The actress and singer Audra McDonald is one of the most spectacularly talented and versatile artists of her generation. She’s won a record-setting six performance Tony Awards, as well as two Grammys and an Emmy, and become a Broadway legend for performances in the likes of “The Gershwins’ Porgy and Bess” and “Lady Day at the Emerson Bar and Grille.” Her success opened doors for African-American and other minority actors on Broadway, helping pave the way for shows like “Hamilton.” An activist for marriage equality, homeless children, and abandoned animals, McDonald is also a classically trained singer who does frequent concert tours. She’ll be appearing with longtime friend Michael Tilson Thomas at the New World Symphony gala on Miami Beach on Feb. 11.
Miami.com talked to McDonald about breaking barriers, appearing in the reboot of Disney’s “Beauty and the Beast,” and becoming a mom for the second time at age 46; she and actor husband Will Swenson are proud parents to three-month-old daughter Sally James.
How did you get to know Michael Tilson Thomas, and what are you singing at the gala?

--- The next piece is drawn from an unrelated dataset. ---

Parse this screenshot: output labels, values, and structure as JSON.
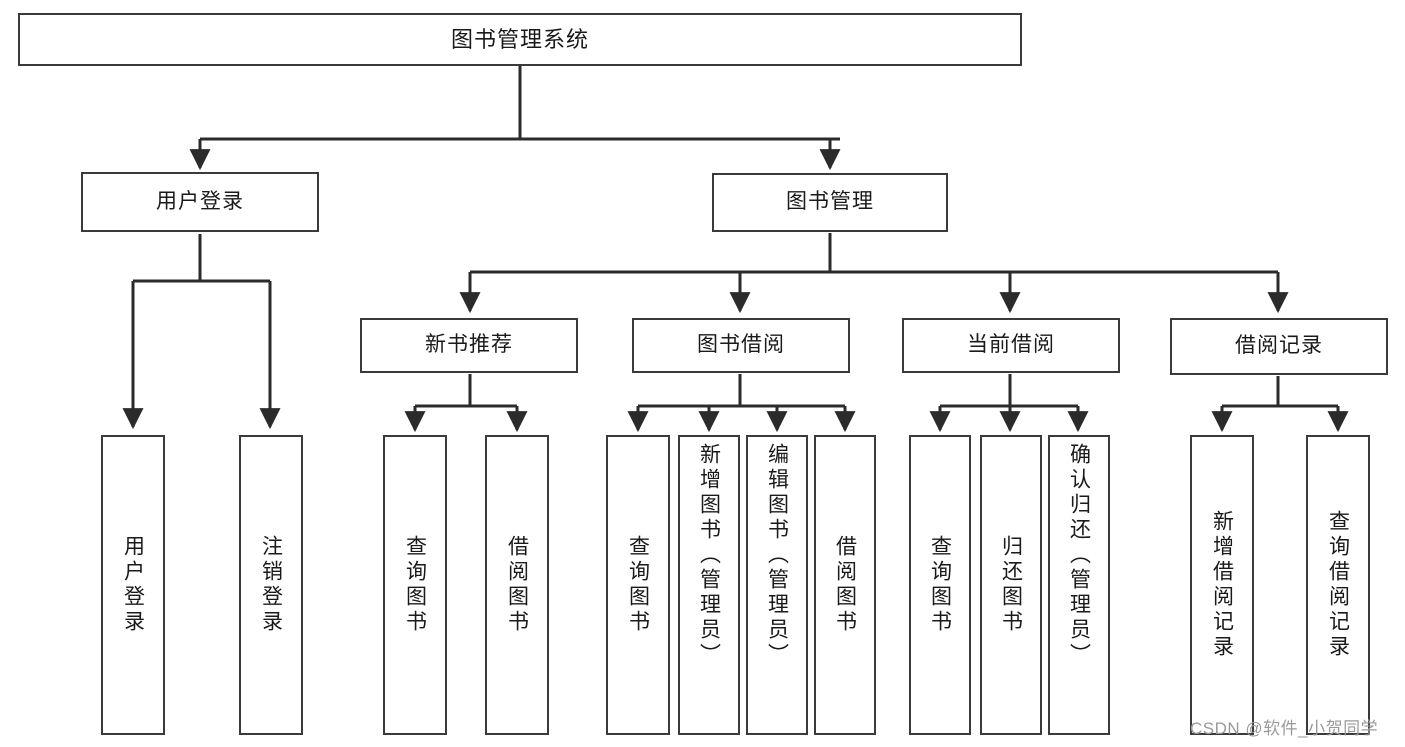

He basically launched my concert career. I was doing “Ragtime” [in 1998] and out of the blue he asked if I would sing something from “Porgy and Bess” at Carnegie Hall with the San Francisco Symphony. I thought ‘That sounds like a challenge, I’d better do it.’ He’s always been a very good mentor. I never feel nervous on stage with him, I just feel safe and protected, which is great. [At the gala] I’ll be doing some Gershwin and Bernstein, probably a little Jules Styne – classics from the great American songbook.
You’re a new mother again in your 40s. What has that been like?
It was quite a shock to find myself in this situation again. I was three months from turning 46 when I found out. But the second time around you know what getting into. You’re forewarned though not necessarily forearmed. But she’s a joy. I feel blessed that this happened, because I didn’t think it could happen again at this point in my life. Also, it’s great to have a before and after with my older daughter [Zoe, 15.] I know she won’t always be getting up at 2 a.m. And then the next thing you know they’re 16.
What was it like to play Garderobe in the new “Beauty and the Beast”?
It was an incredibly rewarding experience just being on that set. Even though you could see the machinations and how things were happening, it was very intense and remarkable and gorgeous. Sometimes I’d just wander around the castle between takes. I’m pleased that they decided to use an African American actor in this part, that’s important. And it was fun to play a larger than life character. My character has no subtleties at all.
You were a pioneer in diversifying Broadway. What gave you the confidence to do that? How far do you think theater has come in being more inclusive?
What kept me going was that Broadway was the only thing I ever wanted to do. I didn’t care what I played. In the early days I auditioned for everything. I auditioned for the ensemble of “Beauty and the Beast” and didn’t get cast. There was no “let me see what I can do with this.” It was “I want to do this.” That’s what kept me going, drive and love of the art form. Also being very lucky. [Director] Nicholas Hytner had the vision to cast me in “Carousel” [in 1994.] He made the entire cast multi-racial, that’s just how it was. It’s not always the case to be that lucky out of the gate. Now I think there’s much more awareness in the Broadway and theater community than there’s ever been in how things are cast. More and more people are aware of ‘what colors am I seeing onstage?’ – more than ever before.
Did you participate in the Women’s Marches the day after the inauguration?
I marched in New York with my older daughter. It was absolutely amazing, a wonderful feeling. The streets were packed, there was a lot of solidarity. It gave me a lot of hope.
Do you think the advances we’ve made in how this country treats different races, cultures and sexual preferences are threatened under the new administration? What do you think people should do?
I don’t have all the answers but I absolutely feel civil liberties for everybody are under threat with this administration. Our democracy is under threat with this administration. Especially for people of color and the LGBTQ and immigrant communities. We’ve got tough times ahead. People need to be vocal and play a part in this democracy and fight for this democracy as much as they can. Get out and vote, volunteer, support organizations that are supporting the people that feel under attack by this administration. We cannot stay silent.
Right now for me performing is a great way to get out all my emotions by pouring it into my art. Some of the greatest art we have comes out of tumultuous times.
What’s your advice to girls and young women who want to sing or act?
AM – In the most practical sense I would say to get onstage anywhere. It doesn’t have to be Broadway to start. The experience of being onstage in front of a live audience is the same, whether it’s Broadway or Carnegie Hall or school or a church basement. Any time spent onstage is so valuable. You have to throw yourself into anything you can. And never say no to yourself. There are going to be enough people saying no to you. Say yes to yourself.